Al centro de la Liturgia de este
domingo encontramos una de las verdades más confortantes: la divina
Providencia. El profeta Isaías la presenta con la imagen del amor materno lleno
de ternura: “¿Se olvida una madre de su criatura, no se compadece del hijo de
sus entrañas? ¡Pero aunque ella se olvide, yo no te olvidaré!” (49,15). Esta
invitación a la confianza en Dios encuentra un paralelo en la página del
Evangelio de Mateo: “Miren los pájaros del cielo –dice Jesús- ellos no siembran
ni cosechan, ni acumulan en graneros, y sin embargo, el Padre que está en el
cielo los alimenta.… Miren los lirios del campo, cómo van creciendo sin
fatigarse ni tejer. Yo les aseguro que ni Salomón, en el esplendor de su
gloria, se vistió como uno de ellos.” (Mt 6,26.28-29).

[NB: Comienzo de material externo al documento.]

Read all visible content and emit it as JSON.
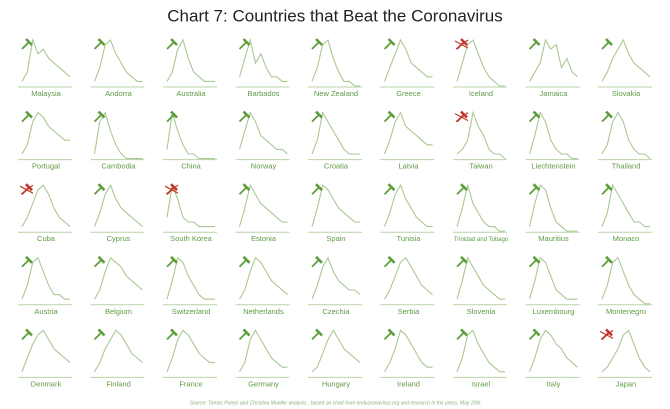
{
  "chart_data": {
    "type": "line",
    "title": "Chart 7: Countries that Beat the Coronavirus",
    "source": "Source: Tomas Pueyo and Christina Mueller analysis , based on chart from endcoronavirus.org and research in the press, May 20th",
    "ylim": [
      0,
      10
    ],
    "line_color": "#a9c994",
    "panels": [
      {
        "name": "Malaysia",
        "color": "#5c9e3a",
        "values": [
          1,
          3,
          10,
          7,
          8,
          6,
          5,
          4,
          3,
          2
        ]
      },
      {
        "name": "Andorra",
        "color": "#5c9e3a",
        "values": [
          1,
          4,
          9,
          10,
          7,
          5,
          3,
          2,
          1,
          1
        ]
      },
      {
        "name": "Australia",
        "color": "#5c9e3a",
        "values": [
          1,
          3,
          8,
          10,
          6,
          3,
          2,
          1,
          1,
          1
        ]
      },
      {
        "name": "Barbados",
        "color": "#5c9e3a",
        "values": [
          2,
          6,
          10,
          5,
          7,
          4,
          2,
          2,
          1,
          1
        ]
      },
      {
        "name": "New Zealand",
        "color": "#5c9e3a",
        "values": [
          1,
          4,
          9,
          10,
          6,
          3,
          1,
          1,
          0,
          0
        ]
      },
      {
        "name": "Greece",
        "color": "#5c9e3a",
        "values": [
          1,
          4,
          7,
          10,
          8,
          5,
          4,
          3,
          2,
          2
        ]
      },
      {
        "name": "Iceland",
        "color": "#c0392b",
        "values": [
          1,
          5,
          9,
          10,
          7,
          4,
          2,
          1,
          0,
          0
        ]
      },
      {
        "name": "Jamaica",
        "color": "#5c9e3a",
        "values": [
          1,
          3,
          5,
          10,
          8,
          9,
          4,
          6,
          3,
          2
        ]
      },
      {
        "name": "Slovakia",
        "color": "#5c9e3a",
        "values": [
          1,
          3,
          6,
          8,
          10,
          7,
          5,
          4,
          3,
          2
        ]
      },
      {
        "name": "Portugal",
        "color": "#5c9e3a",
        "values": [
          1,
          3,
          8,
          10,
          9,
          7,
          6,
          5,
          4,
          4
        ]
      },
      {
        "name": "Cambodia",
        "color": "#5c9e3a",
        "values": [
          1,
          8,
          10,
          6,
          3,
          1,
          0,
          0,
          0,
          0
        ]
      },
      {
        "name": "China",
        "color": "#5c9e3a",
        "values": [
          2,
          10,
          6,
          3,
          1,
          1,
          0,
          0,
          0,
          0
        ]
      },
      {
        "name": "Norway",
        "color": "#5c9e3a",
        "values": [
          2,
          6,
          10,
          8,
          5,
          4,
          3,
          2,
          2,
          1
        ]
      },
      {
        "name": "Croatia",
        "color": "#5c9e3a",
        "values": [
          1,
          4,
          10,
          8,
          6,
          4,
          2,
          1,
          1,
          1
        ]
      },
      {
        "name": "Latvia",
        "color": "#5c9e3a",
        "values": [
          1,
          4,
          8,
          10,
          7,
          6,
          5,
          4,
          3,
          3
        ]
      },
      {
        "name": "Taiwan",
        "color": "#c0392b",
        "values": [
          1,
          2,
          4,
          10,
          7,
          5,
          2,
          1,
          1,
          0
        ]
      },
      {
        "name": "Liechtenstein",
        "color": "#5c9e3a",
        "values": [
          1,
          5,
          10,
          8,
          4,
          2,
          1,
          1,
          0,
          0
        ]
      },
      {
        "name": "Thailand",
        "color": "#5c9e3a",
        "values": [
          1,
          3,
          8,
          10,
          8,
          4,
          2,
          1,
          1,
          0
        ]
      },
      {
        "name": "Cuba",
        "color": "#c0392b",
        "values": [
          1,
          3,
          6,
          9,
          10,
          8,
          5,
          3,
          2,
          1
        ]
      },
      {
        "name": "Cyprus",
        "color": "#5c9e3a",
        "values": [
          1,
          4,
          8,
          10,
          7,
          5,
          4,
          3,
          2,
          1
        ]
      },
      {
        "name": "South Korea",
        "color": "#c0392b",
        "values": [
          3,
          10,
          7,
          3,
          2,
          2,
          1,
          1,
          1,
          1
        ]
      },
      {
        "name": "Estonia",
        "color": "#5c9e3a",
        "values": [
          1,
          5,
          10,
          8,
          6,
          5,
          4,
          3,
          2,
          2
        ]
      },
      {
        "name": "Spain",
        "color": "#5c9e3a",
        "values": [
          1,
          5,
          10,
          9,
          7,
          5,
          4,
          3,
          2,
          2
        ]
      },
      {
        "name": "Tunisia",
        "color": "#5c9e3a",
        "values": [
          1,
          4,
          8,
          10,
          7,
          5,
          3,
          2,
          1,
          1
        ]
      },
      {
        "name": "Trinidad and Tobago",
        "color": "#5c9e3a",
        "values": [
          1,
          5,
          10,
          6,
          4,
          2,
          1,
          1,
          0,
          0
        ]
      },
      {
        "name": "Mauritius",
        "color": "#5c9e3a",
        "values": [
          1,
          6,
          10,
          9,
          5,
          2,
          1,
          0,
          0,
          0
        ]
      },
      {
        "name": "Monaco",
        "color": "#5c9e3a",
        "values": [
          1,
          4,
          10,
          8,
          6,
          4,
          2,
          2,
          1,
          1
        ]
      },
      {
        "name": "Austria",
        "color": "#5c9e3a",
        "values": [
          1,
          4,
          9,
          10,
          7,
          4,
          2,
          2,
          1,
          1
        ]
      },
      {
        "name": "Belgium",
        "color": "#5c9e3a",
        "values": [
          1,
          3,
          7,
          10,
          9,
          8,
          6,
          5,
          4,
          3
        ]
      },
      {
        "name": "Switzerland",
        "color": "#5c9e3a",
        "values": [
          1,
          5,
          10,
          9,
          6,
          4,
          2,
          1,
          1,
          1
        ]
      },
      {
        "name": "Netherlands",
        "color": "#5c9e3a",
        "values": [
          1,
          3,
          7,
          10,
          9,
          7,
          5,
          4,
          3,
          2
        ]
      },
      {
        "name": "Czechia",
        "color": "#5c9e3a",
        "values": [
          1,
          4,
          8,
          10,
          7,
          5,
          4,
          3,
          3,
          2
        ]
      },
      {
        "name": "Serbia",
        "color": "#5c9e3a",
        "values": [
          1,
          3,
          6,
          9,
          10,
          8,
          6,
          4,
          3,
          2
        ]
      },
      {
        "name": "Slovenia",
        "color": "#5c9e3a",
        "values": [
          1,
          5,
          10,
          8,
          6,
          4,
          3,
          2,
          1,
          1
        ]
      },
      {
        "name": "Luxembourg",
        "color": "#5c9e3a",
        "values": [
          1,
          5,
          10,
          9,
          6,
          3,
          2,
          1,
          1,
          1
        ]
      },
      {
        "name": "Montenegro",
        "color": "#5c9e3a",
        "values": [
          1,
          4,
          9,
          10,
          7,
          4,
          2,
          1,
          0,
          0
        ]
      },
      {
        "name": "Denmark",
        "color": "#5c9e3a",
        "values": [
          1,
          4,
          7,
          9,
          10,
          8,
          6,
          5,
          4,
          3
        ]
      },
      {
        "name": "Finland",
        "color": "#5c9e3a",
        "values": [
          1,
          3,
          6,
          8,
          10,
          9,
          7,
          5,
          4,
          3
        ]
      },
      {
        "name": "France",
        "color": "#5c9e3a",
        "values": [
          1,
          4,
          8,
          10,
          9,
          7,
          5,
          4,
          3,
          3
        ]
      },
      {
        "name": "Germany",
        "color": "#5c9e3a",
        "values": [
          1,
          3,
          8,
          10,
          8,
          6,
          4,
          3,
          2,
          2
        ]
      },
      {
        "name": "Hungary",
        "color": "#5c9e3a",
        "values": [
          1,
          2,
          5,
          8,
          10,
          8,
          6,
          5,
          4,
          3
        ]
      },
      {
        "name": "Ireland",
        "color": "#5c9e3a",
        "values": [
          1,
          3,
          6,
          10,
          9,
          7,
          5,
          3,
          2,
          2
        ]
      },
      {
        "name": "Israel",
        "color": "#5c9e3a",
        "values": [
          1,
          4,
          9,
          10,
          7,
          5,
          3,
          2,
          1,
          1
        ]
      },
      {
        "name": "Italy",
        "color": "#5c9e3a",
        "values": [
          1,
          4,
          8,
          10,
          9,
          7,
          6,
          4,
          3,
          2
        ]
      },
      {
        "name": "Japan",
        "color": "#c0392b",
        "values": [
          1,
          2,
          4,
          6,
          9,
          10,
          7,
          4,
          2,
          1
        ]
      }
    ]
  }
}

Pensando en tantas personas que
viven en condiciones de precariedad, o incluso en la miseria que ofende su
dignidad, estas palabras de Jesús podrían parecer abstractas, si no ilusorias.
¡Pero en realidad son más que nunca actuales! Nos recuerdan que no se puede
servir a dos patrones: Dios y la riqueza. Mientras cada uno busque acumular para
sí, jamás habrá justicia. Si en cambio, confiando en la providencia de Dios,
buscamos juntos su Reino, entonces a nadie faltará lo necesario para vivir
dignamente.
Un corazón ocupado por la furia
de poseer es un corazón vacío de Dios. Por eso Jesús ha advertido varias veces
a los ricos, porque en ellos es fuerte el riesgo de colocar la propia seguridad
en los bienes de este mundo. En un corazón poseído por las riquezas, no hay más
espacio para la fe. Si en cambio se deja a Dios el lugar que le espera, o sea
el primer lugar, entonces su amor conduce a compartir también las riquezas, a
ponerlas al servicio de proyectos de solidaridad y de desarrollo, como
demuestran tantos ejemplos, también recientes, en la historia de la Iglesia.
El camino que Jesús indica puede
parecer poco realista con respecto a la mentalidad común y a los problemas de
la crisis económica; pero, si pensamos bien, nos conduce a la escala justa de
valores. Él dice: “¿No vale acaso más la vida que la comida y el cuerpo más que
el vestido?” (Mt 6,25). Para hacer que a nadie le falte el pan, el agua, el
vestido, la casa, el trabajo, la salud, es necesario que todos nos reconozcamos
hijos del Padre que está en el cielo y por lo tanto hermanos entre nosotros, y
nos comportemos consecuentemente. Lo recordé en el Mensaje para la Paz del 1 de
enero de este año: el camino para la paz es la fraternidad.
A la luz de la Palabra de Dios de
este domingo, invoquemos a la Virgen María como Madre de la divina Providencia.
A ella confiamos nuestra existencia, el camino de la Iglesia y de la humanidad.
En particular, invoquemos su intercesión para que todos nos esforcemos en vivir
con un estilo simple y sobrio, con la mirada atenta a las necesidades de los
hermanos más necesitados.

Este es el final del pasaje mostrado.